My full name is William Anson Call. I was born in Afton (Star Valley), Wyoming in 1938. I am a descendent of Anson Call who lived in Nauvoo, Illinois and came to Utah with the Mormon pioneers. My great grandfather, Anson Vasco Call, was one of the original settlers in Star Valley. I am the third son of Reuel Thomas and Verna Anson Call. I graduated from Afton Elementary School in 1952 and from Star Valley High School in 1956.
I attended Utah State University from 1956 to 1958 and served as a Mormon missionary in Northern Mexico from 1958 to 1961. I enrolled at Brigham Young University in 1961. I was married to Helen Field in 1962. We are the parents of eight children: Thor, Clayton, Jesse, Kristen, Anson, Seth, Cari, and Tavy. I received a bachelor of arts degree in 1963 and a master of arts degree in 1965 from BYU. I attended graduate school at Champaign-Urbana from 1965 to 1968 and was awarded a doctor of musical arts degree by the University of Illinois in 1971.
In 1968 I became a full time employee in my father’s oil company. The name of the company was originally Caribou Four Corners, Inc. It was changed to Maverik Country Stores Inc. in 1985. I served as vice president of retail sales from 1971 to 1983 when I became the president of the company. In 2000 when I retired, “Maverik” had become the largest marketer of motor fuels and convenience foods in the Mountain West.
In 2003 I joined with my daughter Kristen to form iFuel LLC. This company developed a patented automated fuel payment and pump control system and from 2004 to 2006 pioneered the operation of a fully-automated, Internet-controlled, standalone fueling station. The company holds four patents including rights to a universal, device-to-device payment method.
Prior to my retirement (from about 1975 to 2000) I had written several musical works for various combinations of instruments and ensembles including symphonies, operas, and a concerto for piano and orchestra. I had also published books on philosophy and religion. From 2000 to the present I have completed additional symphonies, an opera, chamber music, songs, and have revised much of the music I wrote prior to my retirement. I have also completed several books including The Religion of Experience, published in 2013.
My music, while reverencing classical forms and models, looks to melodic and harmonic styles found in the hymns, ballads, and dance tunes I grew up with in my youth. My literary and musical works share a common cultural starting place and perspective: life in the valleys of the mountain west.
An intellectual with a bent for the classics of literature and music is a natural misfit in a rural community founded by Mormon pioneers in the closing decades of the 19th century.

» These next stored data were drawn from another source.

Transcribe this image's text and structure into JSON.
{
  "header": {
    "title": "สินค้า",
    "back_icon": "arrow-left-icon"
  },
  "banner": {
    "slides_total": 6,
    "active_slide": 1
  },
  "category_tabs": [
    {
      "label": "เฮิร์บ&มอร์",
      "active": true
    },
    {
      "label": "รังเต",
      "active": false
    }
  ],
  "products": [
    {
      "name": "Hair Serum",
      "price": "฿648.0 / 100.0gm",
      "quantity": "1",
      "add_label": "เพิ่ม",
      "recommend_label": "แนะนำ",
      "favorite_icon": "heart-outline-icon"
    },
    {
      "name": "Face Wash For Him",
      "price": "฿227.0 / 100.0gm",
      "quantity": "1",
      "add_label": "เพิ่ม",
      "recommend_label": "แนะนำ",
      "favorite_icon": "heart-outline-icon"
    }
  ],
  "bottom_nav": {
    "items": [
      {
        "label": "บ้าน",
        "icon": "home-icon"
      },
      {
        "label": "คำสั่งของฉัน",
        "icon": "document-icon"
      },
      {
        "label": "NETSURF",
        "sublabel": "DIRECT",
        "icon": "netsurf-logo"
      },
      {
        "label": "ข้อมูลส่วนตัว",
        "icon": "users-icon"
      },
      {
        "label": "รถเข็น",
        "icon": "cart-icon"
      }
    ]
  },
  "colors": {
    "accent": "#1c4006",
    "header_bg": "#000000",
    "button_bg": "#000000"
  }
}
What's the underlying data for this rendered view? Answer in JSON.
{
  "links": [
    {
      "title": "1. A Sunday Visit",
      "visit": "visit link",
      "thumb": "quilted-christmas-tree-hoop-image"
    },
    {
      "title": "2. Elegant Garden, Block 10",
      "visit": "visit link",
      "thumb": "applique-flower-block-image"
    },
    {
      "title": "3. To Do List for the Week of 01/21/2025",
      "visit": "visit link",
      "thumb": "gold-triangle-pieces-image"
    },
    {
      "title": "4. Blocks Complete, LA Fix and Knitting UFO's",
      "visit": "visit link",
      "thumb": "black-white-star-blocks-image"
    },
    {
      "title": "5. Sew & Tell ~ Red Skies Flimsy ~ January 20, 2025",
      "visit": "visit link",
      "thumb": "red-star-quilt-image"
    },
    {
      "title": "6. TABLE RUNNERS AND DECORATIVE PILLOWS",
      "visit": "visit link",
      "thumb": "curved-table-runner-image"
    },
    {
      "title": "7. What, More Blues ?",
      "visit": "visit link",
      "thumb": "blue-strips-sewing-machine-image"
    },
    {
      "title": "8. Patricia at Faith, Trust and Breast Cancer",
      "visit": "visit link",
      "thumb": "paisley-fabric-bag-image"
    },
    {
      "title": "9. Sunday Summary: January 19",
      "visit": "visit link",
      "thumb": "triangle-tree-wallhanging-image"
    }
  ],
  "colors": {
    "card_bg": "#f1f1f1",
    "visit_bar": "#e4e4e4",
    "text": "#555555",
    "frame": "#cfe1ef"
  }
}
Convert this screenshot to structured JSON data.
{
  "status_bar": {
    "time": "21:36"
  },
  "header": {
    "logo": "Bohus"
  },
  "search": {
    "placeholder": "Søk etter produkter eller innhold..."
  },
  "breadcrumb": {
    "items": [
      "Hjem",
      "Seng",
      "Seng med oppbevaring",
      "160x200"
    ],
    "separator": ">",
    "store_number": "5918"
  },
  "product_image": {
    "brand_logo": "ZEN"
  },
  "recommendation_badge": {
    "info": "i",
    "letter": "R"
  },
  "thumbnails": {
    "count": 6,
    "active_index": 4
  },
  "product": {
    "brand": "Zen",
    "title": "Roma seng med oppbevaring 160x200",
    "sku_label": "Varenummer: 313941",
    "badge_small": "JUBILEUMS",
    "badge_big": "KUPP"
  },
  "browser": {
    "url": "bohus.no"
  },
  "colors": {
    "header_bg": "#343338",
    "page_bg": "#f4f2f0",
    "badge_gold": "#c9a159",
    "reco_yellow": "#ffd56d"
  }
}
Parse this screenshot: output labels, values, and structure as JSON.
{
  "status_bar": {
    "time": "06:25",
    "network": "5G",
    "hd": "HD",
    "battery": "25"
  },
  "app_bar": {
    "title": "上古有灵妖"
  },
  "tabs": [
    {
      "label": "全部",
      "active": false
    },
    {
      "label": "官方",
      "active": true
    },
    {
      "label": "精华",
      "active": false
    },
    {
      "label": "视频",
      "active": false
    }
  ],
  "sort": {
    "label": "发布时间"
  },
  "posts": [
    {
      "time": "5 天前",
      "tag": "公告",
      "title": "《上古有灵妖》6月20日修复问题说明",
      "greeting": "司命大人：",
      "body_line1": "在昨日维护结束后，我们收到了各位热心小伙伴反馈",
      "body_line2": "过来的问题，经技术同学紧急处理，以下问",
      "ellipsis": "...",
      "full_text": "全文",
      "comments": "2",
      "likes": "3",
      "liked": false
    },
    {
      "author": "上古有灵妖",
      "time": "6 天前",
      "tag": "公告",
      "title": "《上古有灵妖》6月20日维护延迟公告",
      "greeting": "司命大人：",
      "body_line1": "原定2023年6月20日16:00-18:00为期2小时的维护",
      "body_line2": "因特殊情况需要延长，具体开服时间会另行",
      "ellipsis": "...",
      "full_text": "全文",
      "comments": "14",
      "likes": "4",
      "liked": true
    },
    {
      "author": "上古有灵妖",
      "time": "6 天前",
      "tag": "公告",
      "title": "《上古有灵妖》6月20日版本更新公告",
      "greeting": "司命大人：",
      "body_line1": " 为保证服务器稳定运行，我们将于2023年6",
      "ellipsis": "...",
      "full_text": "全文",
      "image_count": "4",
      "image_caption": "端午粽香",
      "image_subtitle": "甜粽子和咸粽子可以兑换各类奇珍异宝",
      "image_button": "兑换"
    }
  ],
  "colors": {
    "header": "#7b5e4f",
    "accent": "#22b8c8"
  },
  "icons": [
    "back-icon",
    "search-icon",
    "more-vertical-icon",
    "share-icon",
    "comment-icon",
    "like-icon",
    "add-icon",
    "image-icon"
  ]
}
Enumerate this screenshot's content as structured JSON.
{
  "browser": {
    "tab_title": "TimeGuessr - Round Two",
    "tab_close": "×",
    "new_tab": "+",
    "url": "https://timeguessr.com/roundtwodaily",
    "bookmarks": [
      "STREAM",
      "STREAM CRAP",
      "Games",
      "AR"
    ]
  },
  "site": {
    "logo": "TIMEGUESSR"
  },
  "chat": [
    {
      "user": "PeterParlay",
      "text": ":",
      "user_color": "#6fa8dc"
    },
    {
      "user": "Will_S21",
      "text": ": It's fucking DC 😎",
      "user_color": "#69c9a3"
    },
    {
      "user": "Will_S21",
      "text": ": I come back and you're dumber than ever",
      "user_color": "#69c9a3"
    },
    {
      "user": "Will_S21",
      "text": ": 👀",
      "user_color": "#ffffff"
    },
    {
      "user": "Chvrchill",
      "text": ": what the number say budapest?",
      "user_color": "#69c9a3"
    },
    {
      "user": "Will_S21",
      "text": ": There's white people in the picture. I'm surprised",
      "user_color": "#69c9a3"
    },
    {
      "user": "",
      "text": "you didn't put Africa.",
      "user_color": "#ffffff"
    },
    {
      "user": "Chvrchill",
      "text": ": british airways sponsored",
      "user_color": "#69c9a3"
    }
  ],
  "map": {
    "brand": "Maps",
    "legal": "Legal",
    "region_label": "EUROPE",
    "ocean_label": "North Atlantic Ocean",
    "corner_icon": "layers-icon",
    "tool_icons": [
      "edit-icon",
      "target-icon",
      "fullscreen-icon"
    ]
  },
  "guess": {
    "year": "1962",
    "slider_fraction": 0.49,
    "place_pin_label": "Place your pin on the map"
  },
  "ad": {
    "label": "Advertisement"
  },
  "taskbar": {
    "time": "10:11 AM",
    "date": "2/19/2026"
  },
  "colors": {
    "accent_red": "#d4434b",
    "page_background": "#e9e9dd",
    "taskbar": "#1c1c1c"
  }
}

Mine has been an uneasy relationship with my neighbors, friends, and relatives. We share a common cultural heritage but our views concerning it differ widely. I hold a deep respect for my forebears and for the townspeople who were my elders in my adolescent years. Outwardly, I am a family man who conforms to an orthodox lifestyle. Inwardly, however, I blaze my own trail, make my own way, and in the process challenge the views of others including those who helped establish the culture of which I am a part.
In an increasingly diverse society one learns to both tolerate and live with differences of opinion. There seems to be in our little town a growing consensus that no opinion will prevail as exclusive or even dominant. That doesn’t mean of course that locals have stopped believing theirs is the right way or that people with differing religious and political views no longer compete with each other. What it does mean, however, is that most people have given up attempting to prove the superiority of their beliefs. There is no forum in which to make such a case, and the ever increasing variety of opinions makes the success of such an effort less and less likely. Accordingly, we townspeople seem to be agreeing that the only viable alternative is to “live and let live.” Let each pursue the path that seems to fit best and allow others to do the same. I have found that beliefs, because they change over time, lead to controversy and disagreement. A more sure foundation on which to base one’s perspective is experience as opposed to belief. In recent years I have learned to distinguish between what I believe versus what I experience. In so doing I have come to realize that contrary to popular opinion beliefs are not confirmable by experience. Inherent in belief is doubt. People believe that at some future time their doubts will be overcome by their experience—a belief that their experience fails to confirm.
My wife, Helen, died on October 1, 2012. We were married on June 14, 1962. Even as the memories begin to fade I miss her more. Not one to live alone, I am beginning the search for a new companion but do so with tender sentiments and high regard for the rich experiences of the past fifty years that I share with my eight children.